Und so bleibt es erstmal, sowohl bei langsamen als auch bei mittleren Stücken. Man lernt allmählich, dass man diesen Mechanismus durchaus sehr schnell ausführen kann und wird mit sauberem, unvermischtem Klang belohnt (z.B. auch in Chopins wunderschönem Des-Dur Nocturne oder Liszts dritter Consolation wird das nachgetretene Pedal eingesetzt)

Darüber hinaus kann man sich Klaviersachen von Bartok anschauen: er hat statt Ped. und * als Zeichen Klammern unter den Noten eingesetzt, welche ganz exakt zeigen, wo Pedal getraten wird, wie lange gehalten und wo losgelassen.

Erst wenn es soweit ist, dass man differenziert (das muss sein, sonst klingts nicht gut) auch schnelle Sachen spielen kann, kommt eine scheinbar andere Pedalverwendung hinzu: mit dem Klang, der im Pedal bleiben soll, wird es getreten - aber vor jedem neuen Pedal muss eine deutliche Pedallücke sein.

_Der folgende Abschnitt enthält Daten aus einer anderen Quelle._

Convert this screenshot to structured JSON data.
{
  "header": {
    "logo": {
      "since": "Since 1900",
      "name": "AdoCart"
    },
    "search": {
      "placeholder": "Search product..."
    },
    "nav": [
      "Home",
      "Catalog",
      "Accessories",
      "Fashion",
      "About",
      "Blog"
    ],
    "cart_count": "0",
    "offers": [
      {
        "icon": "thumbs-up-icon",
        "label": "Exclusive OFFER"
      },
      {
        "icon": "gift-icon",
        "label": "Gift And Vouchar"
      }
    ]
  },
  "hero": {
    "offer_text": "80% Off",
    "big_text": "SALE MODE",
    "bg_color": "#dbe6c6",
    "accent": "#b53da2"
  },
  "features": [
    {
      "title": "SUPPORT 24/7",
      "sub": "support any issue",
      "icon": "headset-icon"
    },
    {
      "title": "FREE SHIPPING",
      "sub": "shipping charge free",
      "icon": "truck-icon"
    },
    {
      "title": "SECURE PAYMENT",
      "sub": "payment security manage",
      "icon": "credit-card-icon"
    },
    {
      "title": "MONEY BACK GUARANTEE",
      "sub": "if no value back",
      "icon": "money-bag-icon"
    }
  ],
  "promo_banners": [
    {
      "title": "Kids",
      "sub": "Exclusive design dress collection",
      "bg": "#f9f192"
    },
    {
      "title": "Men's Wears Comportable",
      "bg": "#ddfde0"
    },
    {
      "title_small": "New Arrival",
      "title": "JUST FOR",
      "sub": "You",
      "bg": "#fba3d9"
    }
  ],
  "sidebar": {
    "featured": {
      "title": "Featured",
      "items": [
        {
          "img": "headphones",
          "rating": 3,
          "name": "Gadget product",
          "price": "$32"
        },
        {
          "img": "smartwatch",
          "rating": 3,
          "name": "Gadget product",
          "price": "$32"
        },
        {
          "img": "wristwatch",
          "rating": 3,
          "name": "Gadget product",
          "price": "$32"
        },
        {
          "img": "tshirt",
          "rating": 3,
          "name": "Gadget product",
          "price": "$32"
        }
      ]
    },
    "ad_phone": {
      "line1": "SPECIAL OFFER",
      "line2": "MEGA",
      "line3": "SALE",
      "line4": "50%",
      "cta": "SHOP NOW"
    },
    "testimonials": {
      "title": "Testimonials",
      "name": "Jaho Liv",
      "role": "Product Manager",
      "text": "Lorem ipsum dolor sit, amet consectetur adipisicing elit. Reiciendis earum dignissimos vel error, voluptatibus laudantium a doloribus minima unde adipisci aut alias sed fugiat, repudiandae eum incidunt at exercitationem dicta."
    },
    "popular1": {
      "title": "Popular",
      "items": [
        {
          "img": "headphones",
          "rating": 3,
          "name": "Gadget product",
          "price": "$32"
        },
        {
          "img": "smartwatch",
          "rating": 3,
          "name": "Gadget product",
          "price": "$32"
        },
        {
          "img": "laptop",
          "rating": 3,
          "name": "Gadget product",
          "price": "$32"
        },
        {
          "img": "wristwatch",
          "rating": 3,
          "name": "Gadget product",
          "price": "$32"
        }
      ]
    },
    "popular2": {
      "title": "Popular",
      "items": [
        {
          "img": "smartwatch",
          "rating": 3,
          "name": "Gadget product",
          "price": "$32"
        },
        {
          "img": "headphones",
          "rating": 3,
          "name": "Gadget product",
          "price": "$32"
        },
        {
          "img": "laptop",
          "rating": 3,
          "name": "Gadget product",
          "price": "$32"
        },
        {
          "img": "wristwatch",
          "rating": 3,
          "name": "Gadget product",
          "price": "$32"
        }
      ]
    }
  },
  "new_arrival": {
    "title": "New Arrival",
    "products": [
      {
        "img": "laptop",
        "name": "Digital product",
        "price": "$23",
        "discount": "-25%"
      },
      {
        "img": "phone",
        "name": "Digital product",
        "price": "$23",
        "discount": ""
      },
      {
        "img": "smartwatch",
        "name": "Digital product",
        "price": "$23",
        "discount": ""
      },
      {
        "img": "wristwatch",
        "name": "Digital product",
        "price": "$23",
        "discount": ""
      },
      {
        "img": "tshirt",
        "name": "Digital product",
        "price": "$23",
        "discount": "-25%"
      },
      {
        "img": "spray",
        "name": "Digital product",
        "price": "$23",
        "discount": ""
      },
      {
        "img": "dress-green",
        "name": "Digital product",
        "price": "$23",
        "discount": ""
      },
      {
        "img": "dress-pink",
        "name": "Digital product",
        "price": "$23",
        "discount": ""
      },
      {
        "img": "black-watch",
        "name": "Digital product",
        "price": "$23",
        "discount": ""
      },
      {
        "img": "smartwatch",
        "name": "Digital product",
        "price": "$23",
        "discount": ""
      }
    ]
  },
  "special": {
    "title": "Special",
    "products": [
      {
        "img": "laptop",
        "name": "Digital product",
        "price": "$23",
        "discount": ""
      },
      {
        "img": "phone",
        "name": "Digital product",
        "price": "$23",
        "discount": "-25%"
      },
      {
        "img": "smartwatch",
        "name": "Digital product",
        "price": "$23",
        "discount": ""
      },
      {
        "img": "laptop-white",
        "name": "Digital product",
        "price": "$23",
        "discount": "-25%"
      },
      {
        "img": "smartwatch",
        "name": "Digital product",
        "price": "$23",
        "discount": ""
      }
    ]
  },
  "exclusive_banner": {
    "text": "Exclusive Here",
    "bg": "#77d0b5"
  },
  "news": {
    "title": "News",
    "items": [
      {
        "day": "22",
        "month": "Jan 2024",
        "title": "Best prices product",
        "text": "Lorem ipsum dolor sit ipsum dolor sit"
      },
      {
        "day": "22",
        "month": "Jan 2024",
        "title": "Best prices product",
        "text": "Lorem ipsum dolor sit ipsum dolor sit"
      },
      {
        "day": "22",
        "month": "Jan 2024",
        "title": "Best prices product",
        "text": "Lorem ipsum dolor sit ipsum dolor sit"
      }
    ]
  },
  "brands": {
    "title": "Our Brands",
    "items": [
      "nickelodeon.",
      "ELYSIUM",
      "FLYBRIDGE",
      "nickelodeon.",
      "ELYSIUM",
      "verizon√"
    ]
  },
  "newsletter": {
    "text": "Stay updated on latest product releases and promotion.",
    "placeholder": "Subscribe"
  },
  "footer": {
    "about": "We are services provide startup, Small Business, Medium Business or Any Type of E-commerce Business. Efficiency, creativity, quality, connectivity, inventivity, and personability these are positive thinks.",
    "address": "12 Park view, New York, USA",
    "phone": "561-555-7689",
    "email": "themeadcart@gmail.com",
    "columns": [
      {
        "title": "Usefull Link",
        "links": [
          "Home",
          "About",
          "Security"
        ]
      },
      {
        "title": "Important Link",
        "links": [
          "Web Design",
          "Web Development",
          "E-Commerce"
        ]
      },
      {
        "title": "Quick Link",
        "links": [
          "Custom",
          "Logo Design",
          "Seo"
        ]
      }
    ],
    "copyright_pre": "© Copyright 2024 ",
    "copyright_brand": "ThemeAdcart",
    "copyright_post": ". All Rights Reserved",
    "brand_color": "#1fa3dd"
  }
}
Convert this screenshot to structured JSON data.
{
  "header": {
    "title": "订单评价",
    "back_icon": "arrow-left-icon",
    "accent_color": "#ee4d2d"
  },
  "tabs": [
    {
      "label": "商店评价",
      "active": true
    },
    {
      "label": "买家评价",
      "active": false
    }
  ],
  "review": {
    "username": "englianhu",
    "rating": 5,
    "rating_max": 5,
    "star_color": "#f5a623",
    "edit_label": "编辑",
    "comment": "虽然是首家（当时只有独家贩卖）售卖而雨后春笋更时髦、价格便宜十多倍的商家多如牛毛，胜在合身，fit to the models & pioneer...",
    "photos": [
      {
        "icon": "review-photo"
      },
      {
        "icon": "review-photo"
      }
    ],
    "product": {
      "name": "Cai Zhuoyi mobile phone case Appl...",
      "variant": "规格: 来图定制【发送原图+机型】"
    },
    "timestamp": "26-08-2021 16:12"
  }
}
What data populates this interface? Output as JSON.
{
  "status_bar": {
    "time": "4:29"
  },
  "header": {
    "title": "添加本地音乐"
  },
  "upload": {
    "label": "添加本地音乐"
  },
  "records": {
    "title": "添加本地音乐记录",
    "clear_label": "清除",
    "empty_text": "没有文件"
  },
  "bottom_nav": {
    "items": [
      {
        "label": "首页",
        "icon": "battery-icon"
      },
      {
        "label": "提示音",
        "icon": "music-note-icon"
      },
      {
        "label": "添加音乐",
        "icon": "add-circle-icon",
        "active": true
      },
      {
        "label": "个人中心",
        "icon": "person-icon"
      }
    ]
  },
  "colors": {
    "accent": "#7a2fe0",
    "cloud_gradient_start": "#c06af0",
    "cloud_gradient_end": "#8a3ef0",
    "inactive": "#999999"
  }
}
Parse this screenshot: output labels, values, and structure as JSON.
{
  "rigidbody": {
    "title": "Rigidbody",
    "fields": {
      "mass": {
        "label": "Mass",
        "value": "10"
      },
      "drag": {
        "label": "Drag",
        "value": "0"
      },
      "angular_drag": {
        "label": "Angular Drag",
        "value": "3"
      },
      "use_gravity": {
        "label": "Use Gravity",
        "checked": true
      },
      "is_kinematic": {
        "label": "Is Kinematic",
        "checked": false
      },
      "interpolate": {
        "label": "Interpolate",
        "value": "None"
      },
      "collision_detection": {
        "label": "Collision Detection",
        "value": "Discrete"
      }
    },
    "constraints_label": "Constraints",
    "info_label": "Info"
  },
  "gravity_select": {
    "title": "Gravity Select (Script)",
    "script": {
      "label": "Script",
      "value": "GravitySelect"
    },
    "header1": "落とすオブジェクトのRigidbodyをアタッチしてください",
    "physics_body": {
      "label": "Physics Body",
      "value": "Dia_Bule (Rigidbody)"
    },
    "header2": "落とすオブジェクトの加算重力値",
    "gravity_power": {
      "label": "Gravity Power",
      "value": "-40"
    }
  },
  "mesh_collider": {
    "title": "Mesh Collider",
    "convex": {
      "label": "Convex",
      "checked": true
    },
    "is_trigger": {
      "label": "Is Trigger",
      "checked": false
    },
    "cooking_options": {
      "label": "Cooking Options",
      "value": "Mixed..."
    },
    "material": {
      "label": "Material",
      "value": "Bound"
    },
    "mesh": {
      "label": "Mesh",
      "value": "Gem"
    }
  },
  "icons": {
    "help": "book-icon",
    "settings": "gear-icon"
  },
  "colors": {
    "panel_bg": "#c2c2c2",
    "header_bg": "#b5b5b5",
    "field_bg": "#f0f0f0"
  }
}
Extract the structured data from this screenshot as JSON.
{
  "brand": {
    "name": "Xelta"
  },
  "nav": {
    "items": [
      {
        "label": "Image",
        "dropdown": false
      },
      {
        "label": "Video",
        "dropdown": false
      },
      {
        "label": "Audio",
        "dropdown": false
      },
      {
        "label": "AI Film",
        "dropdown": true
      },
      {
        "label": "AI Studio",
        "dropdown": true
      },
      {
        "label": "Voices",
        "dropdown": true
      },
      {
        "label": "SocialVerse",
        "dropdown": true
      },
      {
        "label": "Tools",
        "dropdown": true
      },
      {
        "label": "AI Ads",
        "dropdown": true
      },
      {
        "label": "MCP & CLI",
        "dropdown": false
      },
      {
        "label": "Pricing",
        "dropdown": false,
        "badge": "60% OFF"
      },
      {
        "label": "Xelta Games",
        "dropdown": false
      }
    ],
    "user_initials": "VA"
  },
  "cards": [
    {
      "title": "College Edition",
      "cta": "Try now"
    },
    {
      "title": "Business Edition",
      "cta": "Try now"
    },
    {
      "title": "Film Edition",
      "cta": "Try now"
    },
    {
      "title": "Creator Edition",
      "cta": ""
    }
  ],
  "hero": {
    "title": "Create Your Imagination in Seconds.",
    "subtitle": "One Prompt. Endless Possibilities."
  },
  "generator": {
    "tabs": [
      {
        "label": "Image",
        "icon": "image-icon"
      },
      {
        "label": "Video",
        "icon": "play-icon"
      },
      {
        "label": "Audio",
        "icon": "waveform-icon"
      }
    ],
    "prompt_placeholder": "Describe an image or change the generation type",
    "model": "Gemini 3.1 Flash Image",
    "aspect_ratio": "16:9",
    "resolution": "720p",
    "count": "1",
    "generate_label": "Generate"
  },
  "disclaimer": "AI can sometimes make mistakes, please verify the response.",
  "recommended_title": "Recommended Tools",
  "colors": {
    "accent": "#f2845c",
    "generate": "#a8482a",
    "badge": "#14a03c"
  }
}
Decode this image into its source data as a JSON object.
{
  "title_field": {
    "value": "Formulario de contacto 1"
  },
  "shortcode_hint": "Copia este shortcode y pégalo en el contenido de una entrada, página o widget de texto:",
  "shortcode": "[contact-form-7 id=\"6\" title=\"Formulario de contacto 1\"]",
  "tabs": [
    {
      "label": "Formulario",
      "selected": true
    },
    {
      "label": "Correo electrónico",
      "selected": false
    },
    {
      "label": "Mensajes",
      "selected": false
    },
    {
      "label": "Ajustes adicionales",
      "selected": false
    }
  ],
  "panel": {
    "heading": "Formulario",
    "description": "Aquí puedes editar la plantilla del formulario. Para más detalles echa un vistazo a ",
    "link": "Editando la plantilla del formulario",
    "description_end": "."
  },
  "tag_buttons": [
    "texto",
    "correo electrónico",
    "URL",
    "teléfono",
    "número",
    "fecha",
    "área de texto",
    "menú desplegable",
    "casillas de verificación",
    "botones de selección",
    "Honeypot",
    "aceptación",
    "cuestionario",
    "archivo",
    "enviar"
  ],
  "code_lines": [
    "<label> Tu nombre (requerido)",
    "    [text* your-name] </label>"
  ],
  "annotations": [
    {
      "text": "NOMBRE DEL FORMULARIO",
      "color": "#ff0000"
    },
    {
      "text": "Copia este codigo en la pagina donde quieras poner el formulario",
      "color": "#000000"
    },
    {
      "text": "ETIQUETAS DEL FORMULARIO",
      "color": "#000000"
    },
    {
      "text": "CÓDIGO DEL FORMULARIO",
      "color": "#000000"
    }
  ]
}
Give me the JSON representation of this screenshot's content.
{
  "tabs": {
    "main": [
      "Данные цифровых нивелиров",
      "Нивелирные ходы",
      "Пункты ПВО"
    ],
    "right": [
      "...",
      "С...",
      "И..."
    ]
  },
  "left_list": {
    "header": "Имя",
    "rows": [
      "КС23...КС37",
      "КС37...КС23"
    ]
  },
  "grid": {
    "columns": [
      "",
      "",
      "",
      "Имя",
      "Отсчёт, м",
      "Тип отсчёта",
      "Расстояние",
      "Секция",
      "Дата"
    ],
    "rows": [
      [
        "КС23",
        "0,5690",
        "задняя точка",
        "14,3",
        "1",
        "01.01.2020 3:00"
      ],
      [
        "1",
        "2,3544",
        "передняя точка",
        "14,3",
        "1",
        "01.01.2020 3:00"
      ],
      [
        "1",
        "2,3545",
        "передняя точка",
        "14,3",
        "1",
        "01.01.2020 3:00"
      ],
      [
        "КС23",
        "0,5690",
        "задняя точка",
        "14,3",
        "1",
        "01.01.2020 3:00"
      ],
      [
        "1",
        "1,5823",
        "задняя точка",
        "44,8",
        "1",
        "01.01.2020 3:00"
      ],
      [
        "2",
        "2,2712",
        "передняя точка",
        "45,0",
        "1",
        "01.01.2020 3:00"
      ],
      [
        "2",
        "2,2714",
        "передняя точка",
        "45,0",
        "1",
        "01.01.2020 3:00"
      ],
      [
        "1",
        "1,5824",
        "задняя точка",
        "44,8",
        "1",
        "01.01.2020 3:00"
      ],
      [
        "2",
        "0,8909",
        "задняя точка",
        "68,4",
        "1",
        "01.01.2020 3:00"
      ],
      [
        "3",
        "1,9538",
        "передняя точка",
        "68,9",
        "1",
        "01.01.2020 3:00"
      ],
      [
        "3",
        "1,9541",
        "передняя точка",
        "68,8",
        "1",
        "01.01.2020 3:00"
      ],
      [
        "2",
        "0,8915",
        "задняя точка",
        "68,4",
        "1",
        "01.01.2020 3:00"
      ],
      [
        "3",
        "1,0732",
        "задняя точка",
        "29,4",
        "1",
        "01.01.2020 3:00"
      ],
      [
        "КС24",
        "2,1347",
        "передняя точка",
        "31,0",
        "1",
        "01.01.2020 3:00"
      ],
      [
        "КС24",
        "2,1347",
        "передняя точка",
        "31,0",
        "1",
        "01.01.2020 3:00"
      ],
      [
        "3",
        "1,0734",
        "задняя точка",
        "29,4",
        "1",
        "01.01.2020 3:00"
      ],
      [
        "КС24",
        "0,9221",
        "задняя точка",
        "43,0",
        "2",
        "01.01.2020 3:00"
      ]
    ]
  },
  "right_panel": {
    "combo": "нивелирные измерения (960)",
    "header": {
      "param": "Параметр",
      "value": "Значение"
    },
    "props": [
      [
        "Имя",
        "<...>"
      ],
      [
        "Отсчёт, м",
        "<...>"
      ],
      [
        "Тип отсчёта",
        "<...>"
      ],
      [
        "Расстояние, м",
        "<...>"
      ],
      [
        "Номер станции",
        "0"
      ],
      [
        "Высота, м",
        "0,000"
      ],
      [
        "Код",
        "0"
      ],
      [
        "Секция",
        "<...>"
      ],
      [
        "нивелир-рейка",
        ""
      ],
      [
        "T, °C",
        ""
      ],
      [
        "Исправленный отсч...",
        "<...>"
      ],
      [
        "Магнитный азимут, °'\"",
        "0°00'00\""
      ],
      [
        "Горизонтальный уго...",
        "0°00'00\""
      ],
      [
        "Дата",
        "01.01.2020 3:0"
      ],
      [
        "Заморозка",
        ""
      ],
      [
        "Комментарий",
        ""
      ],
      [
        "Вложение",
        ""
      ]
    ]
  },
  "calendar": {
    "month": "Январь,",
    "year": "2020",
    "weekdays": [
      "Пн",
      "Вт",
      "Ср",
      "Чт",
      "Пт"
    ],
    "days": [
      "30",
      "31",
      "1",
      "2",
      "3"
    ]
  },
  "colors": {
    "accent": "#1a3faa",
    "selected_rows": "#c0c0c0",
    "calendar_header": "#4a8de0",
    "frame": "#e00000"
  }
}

Diese Lücke wird den Klang immer klären, und man wird sie nicht hören, denn das spielt sich ja in sehr schnellen Sachen ab (z.B. Chopin drittes Scherzo, Beethoven Finale Waldsteinsonate etc.) --- das Prinzip ist aber, ob nachgetreten oder nicht, dasselbe: durch deutliches Dämpfen (Pedal aufheben) wird vermieden, dass Saiten, die man nicht mehr hören will, weiterklingen; das gilt besonders für wuchtige Bässe (da muss die Lücke wirklich deutlich sein)

Klar gibt es noch Spezialfälle: Pedalvibrato, Halbpedal usw - das kriegt man, wenn man Skrjabin oder Debussy spielt sicher im Unterricht gezeigt.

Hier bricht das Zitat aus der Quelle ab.